Posttranslational modification (PTM) of proteins, such as phosphorylation, plays a critical role in cell signaling and other fundamental cellular functions in living organisms [13]. Studies aimed at analyzing signaling pathways require methods that can specifically detect, identify, and quantify phosphoproteins. While traditional methods [4] typically allow characterization of one phosphoprotein (often limited to a particular phosphorylation site) at a time, recent advancements in LC/MS technology now enable proteome-wide study of phosphorylation (i.e. phosphoproteomics) [513]. In spite of numerous technological advances, phosphoproteome analyses are still challenged by the fact that only a small percentage of all cellular proteins are phosphorylated at any given time. Consequently, enriching the phosphorylated fraction prior to MS analysis is a prerequisite for being able to detect rare and possibly novel phosphoproteins. Enrichment strategies (e.g. IMAC) [14] are typically applied in a two-step scheme; that is, selectively isolate phosphoproteins first, then isolate phosphorylated tryptic peptides since MS analysis is typically performed at the peptide level (i.e. from the bottom-up) [11, 12, 15]. Although the bottom-up approach has allowed identification of thousands of phosphorylation sites in a proteome [513, 16], many phosphorylation sites remain unidentified due to incomplete sequence coverage. Similarly, it is not possible to assess whether different phosphopeptides are derived from one or more forms of the parent protein or to determine the occupancy of a given phosphorylation site when there are multiple sites on different peptides. This inability to precisely characterize endogenous phosphoprotein forms for the array of gene products is a significant drawback of conventional phosphoproteomic approaches.

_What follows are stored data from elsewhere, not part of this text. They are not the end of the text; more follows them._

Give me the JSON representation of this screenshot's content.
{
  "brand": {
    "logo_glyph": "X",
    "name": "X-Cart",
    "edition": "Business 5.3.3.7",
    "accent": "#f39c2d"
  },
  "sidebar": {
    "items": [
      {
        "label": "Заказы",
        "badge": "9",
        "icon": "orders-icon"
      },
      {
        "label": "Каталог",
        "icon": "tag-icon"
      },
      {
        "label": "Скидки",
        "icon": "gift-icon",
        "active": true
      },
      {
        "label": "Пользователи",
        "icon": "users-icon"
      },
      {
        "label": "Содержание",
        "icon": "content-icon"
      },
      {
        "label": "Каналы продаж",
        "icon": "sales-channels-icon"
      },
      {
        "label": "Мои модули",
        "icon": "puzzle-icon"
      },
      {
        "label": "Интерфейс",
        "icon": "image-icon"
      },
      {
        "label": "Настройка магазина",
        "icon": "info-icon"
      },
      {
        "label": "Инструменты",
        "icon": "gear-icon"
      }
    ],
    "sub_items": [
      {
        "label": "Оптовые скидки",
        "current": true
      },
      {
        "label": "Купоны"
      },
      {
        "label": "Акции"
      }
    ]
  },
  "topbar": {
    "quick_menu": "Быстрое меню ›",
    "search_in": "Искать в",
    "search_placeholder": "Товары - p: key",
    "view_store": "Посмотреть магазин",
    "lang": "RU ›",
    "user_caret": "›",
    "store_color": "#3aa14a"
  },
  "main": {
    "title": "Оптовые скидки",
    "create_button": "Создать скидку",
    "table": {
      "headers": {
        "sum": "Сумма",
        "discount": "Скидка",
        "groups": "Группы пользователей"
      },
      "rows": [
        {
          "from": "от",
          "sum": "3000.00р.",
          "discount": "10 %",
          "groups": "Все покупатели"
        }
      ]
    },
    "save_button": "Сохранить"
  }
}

Multiple gene products or protein isoforms are common and phosphorylation often coexists with other PTMs and may occur on multiple distinct sites on the proteins. Since the phosphorylation of any site can act as an on/off specific switch for protein activity or localization [17], knowing the relative abundances of the overall phosphorylation signature of “intact” protein isoforms (i.e. the occupancy and coordination of all sites) is essential for understanding the "state" of a cell and characterization of the cellular pathways.

Top-down mass spectrometry [18, 19] measures intact proteins and facilitates the characterization of protein isoforms including posttranslationally modified proteins [1822]. Further characterization of their primary structure to determine the specific PTM site can be achieved by different fragmentation techniques (CID [23], ECD [24], and ETD [25]) at the intact protein level. The relative abundance of protein isoforms can be retrieved from MS peak intensities or stable isotope labeling approaches [21, 26, 27].

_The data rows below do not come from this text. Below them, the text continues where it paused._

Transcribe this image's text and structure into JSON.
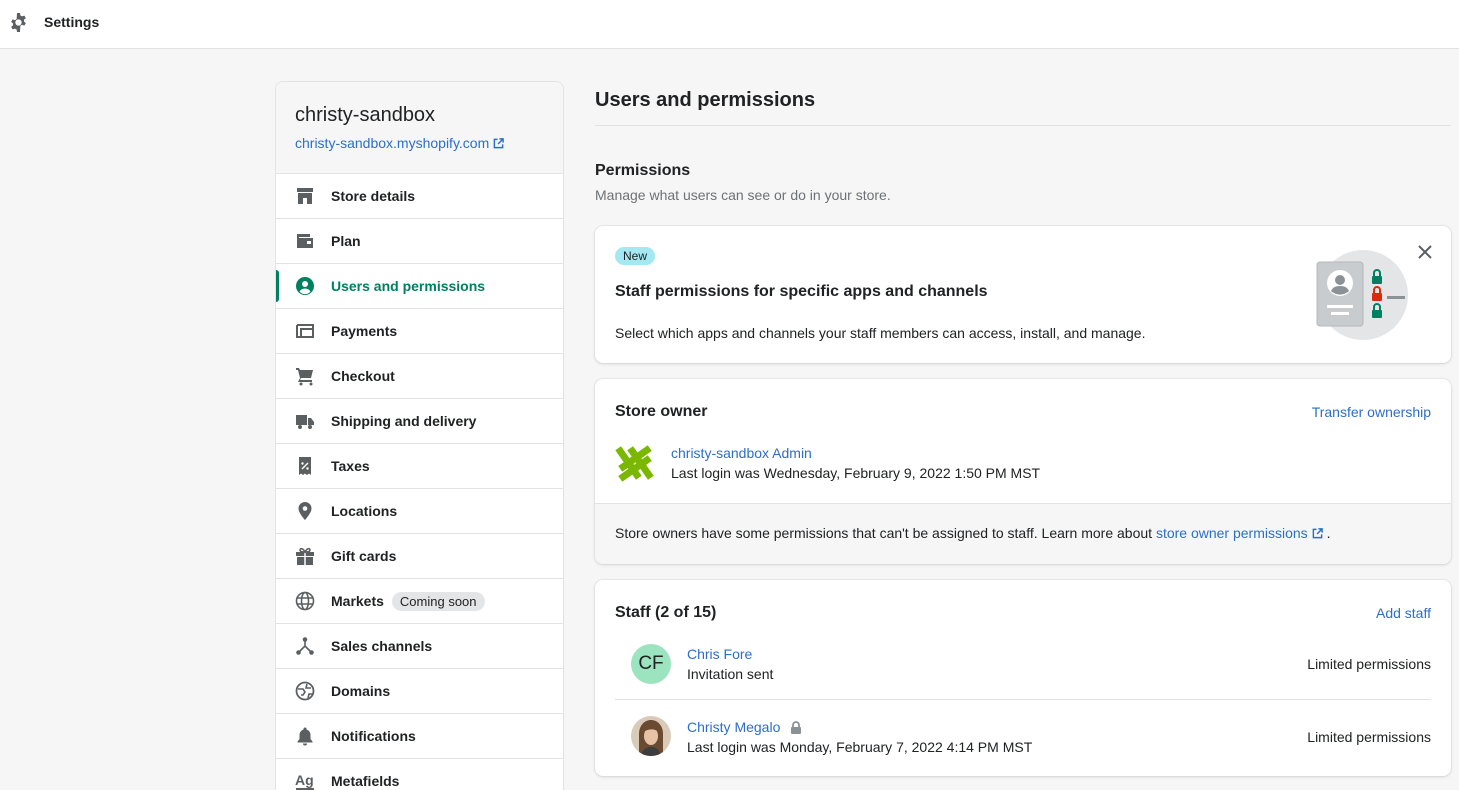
{
  "topbar": {
    "title": "Settings",
    "icon": "gear-icon"
  },
  "sidebar": {
    "store_name": "christy-sandbox",
    "store_url": "christy-sandbox.myshopify.com",
    "items": [
      {
        "label": "Store details",
        "icon": "store-icon"
      },
      {
        "label": "Plan",
        "icon": "wallet-icon"
      },
      {
        "label": "Users and permissions",
        "icon": "user-circle-icon",
        "active": true
      },
      {
        "label": "Payments",
        "icon": "payments-icon"
      },
      {
        "label": "Checkout",
        "icon": "cart-icon"
      },
      {
        "label": "Shipping and delivery",
        "icon": "truck-icon"
      },
      {
        "label": "Taxes",
        "icon": "tax-receipt-icon"
      },
      {
        "label": "Locations",
        "icon": "location-pin-icon"
      },
      {
        "label": "Gift cards",
        "icon": "gift-icon"
      },
      {
        "label": "Markets",
        "icon": "globe-icon",
        "badge": "Coming soon"
      },
      {
        "label": "Sales channels",
        "icon": "channels-icon"
      },
      {
        "label": "Domains",
        "icon": "globe-web-icon"
      },
      {
        "label": "Notifications",
        "icon": "bell-icon"
      },
      {
        "label": "Metafields",
        "icon": "metafields-icon"
      }
    ]
  },
  "main": {
    "title": "Users and permissions",
    "permissions": {
      "title": "Permissions",
      "description": "Manage what users can see or do in your store."
    },
    "banner": {
      "badge": "New",
      "title": "Staff permissions for specific apps and channels",
      "description": "Select which apps and channels your staff members can access, install, and manage."
    },
    "owner": {
      "title": "Store owner",
      "action": "Transfer ownership",
      "name": "christy-sandbox Admin",
      "last_login": "Last login was Wednesday, February 9, 2022 1:50 PM MST",
      "note_prefix": "Store owners have some permissions that can't be assigned to staff. Learn more about",
      "note_link": "store owner permissions",
      "note_suffix": "."
    },
    "staff": {
      "title": "Staff (2 of 15)",
      "action": "Add staff",
      "members": [
        {
          "initials": "CF",
          "name": "Chris Fore",
          "status": "Invitation sent",
          "permissions": "Limited permissions"
        },
        {
          "name": "Christy Megalo",
          "status": "Last login was Monday, February 7, 2022 4:14 PM MST",
          "permissions": "Limited permissions"
        }
      ]
    }
  },
  "colors": {
    "accent": "#008060",
    "link": "#2c6ecb",
    "badge_new": "#a4e8f2",
    "avatar_cf": "#9ce4bf"
  }
}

The top-down approach has been successfully applied for the characterization of various protein PTMs including phosphorylation [1921, 27, 28]. However, previous phosphorylation characterization has been often limited to the study of a single purified protein. Capabilities for the broad MS-based characterization of intact phosphorylated proteins would provide new insights into biological systems.

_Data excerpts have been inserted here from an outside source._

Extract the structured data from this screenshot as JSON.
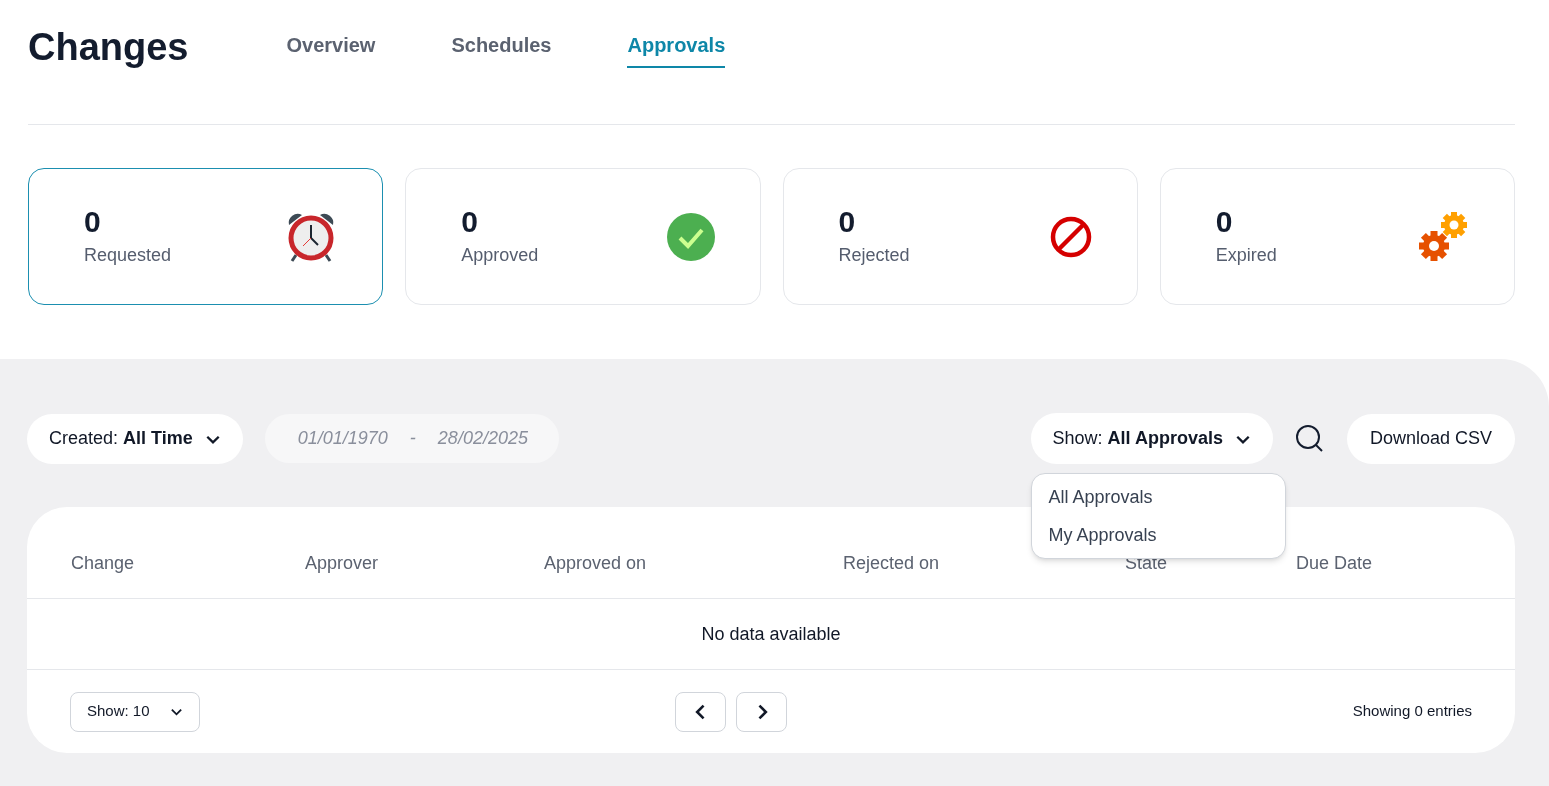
{
  "title": "Changes",
  "tabs": [
    {
      "label": "Overview",
      "selected": false
    },
    {
      "label": "Schedules",
      "selected": false
    },
    {
      "label": "Approvals",
      "selected": true
    }
  ],
  "stats": [
    {
      "count": "0",
      "label": "Requested",
      "kind": "clock",
      "selected": true
    },
    {
      "count": "0",
      "label": "Approved",
      "kind": "check",
      "selected": false
    },
    {
      "count": "0",
      "label": "Rejected",
      "kind": "blocked",
      "selected": false
    },
    {
      "count": "0",
      "label": "Expired",
      "kind": "gears",
      "selected": false
    }
  ],
  "filters": {
    "created": {
      "label": "Created:",
      "value": "All Time"
    },
    "date_from": "01/01/1970",
    "date_separator": "-",
    "date_to": "28/02/2025",
    "show": {
      "label": "Show:",
      "value": "All Approvals",
      "expanded": true,
      "options": [
        "All Approvals",
        "My Approvals"
      ]
    },
    "download": "Download CSV"
  },
  "table": {
    "columns": [
      "Change",
      "Approver",
      "Approved on",
      "Rejected on",
      "State",
      "Due Date"
    ],
    "empty": "No data available",
    "page_size": "Show: 10",
    "summary": "Showing 0 entries"
  }
}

In response to these challenges, we have developed a capability for comprehensive high-throughput analysis of intact phosphoproteins using FTICR MS and micro-separations. The technology platform was built upon a novel integrated top-down and bottom-up approach that is facilitated by intact protein reversed-phase liquid chromatography (RPLC) concurrently coupled with Fourier transform ion cyclotron resonance (FTICR) MS and fraction collection. [29] [30] The integrated strategy can be readily applied to measure differential protein abundances, and provides a platform for selection of biologically relevant targets for further characterization using offline tandem MS (i.e. MS/MS). We have developed and optimized a metal free RPLC-ESI-MS platform for intact phosphoprotein analyses to minimize losses of phosphorylated species due to the formation of metal ion complexes at various metal surfaces. In this work, we have coupled this platform to a 12 Tesla FTICR mass spectrometer, which offers sensitive intact protein mass measurements with high resolution and mass measurement accuracy (MMA). In the proof of principle experiment, we have enriched and identified about twenty isoforms of α1-casein, α2-casein, and β-casein from a standard protein mixture containing phosphorylated and non-phosphorylated proteins. We have also used the integrated strategy to characterize the yeast phosphoproteome. Top-down proteomics determined 16% of the yeast phosphoproteome has multiple phosphorylation isoforms (such information is unattainable using the traditional bottom-up approach). The strategy reported in this work builds a foundation for characterizing multisite phosphorylation and accurately quantifying changes in degree of phosphorylation to enable the characterization of changes in the state of phosphorylation in complex biological systems. Such analysis will enhance the analysis capabilities of proteomics for systems biology research.

Experimental Procedures

Phosphoprotein enrichment from a standard protein mixture

Proteins for the standard protein mixture were purchased from Sigma: ubiquitin, β-lactoglobulin A, β-lactoglobulin B, β-casein, α-casein, carbonic anhydrase II, bovine serum albumin, lysozyme, and ribonuclease A. A 1 mg/mL stock solution of each chosen standard protein was prepared in water.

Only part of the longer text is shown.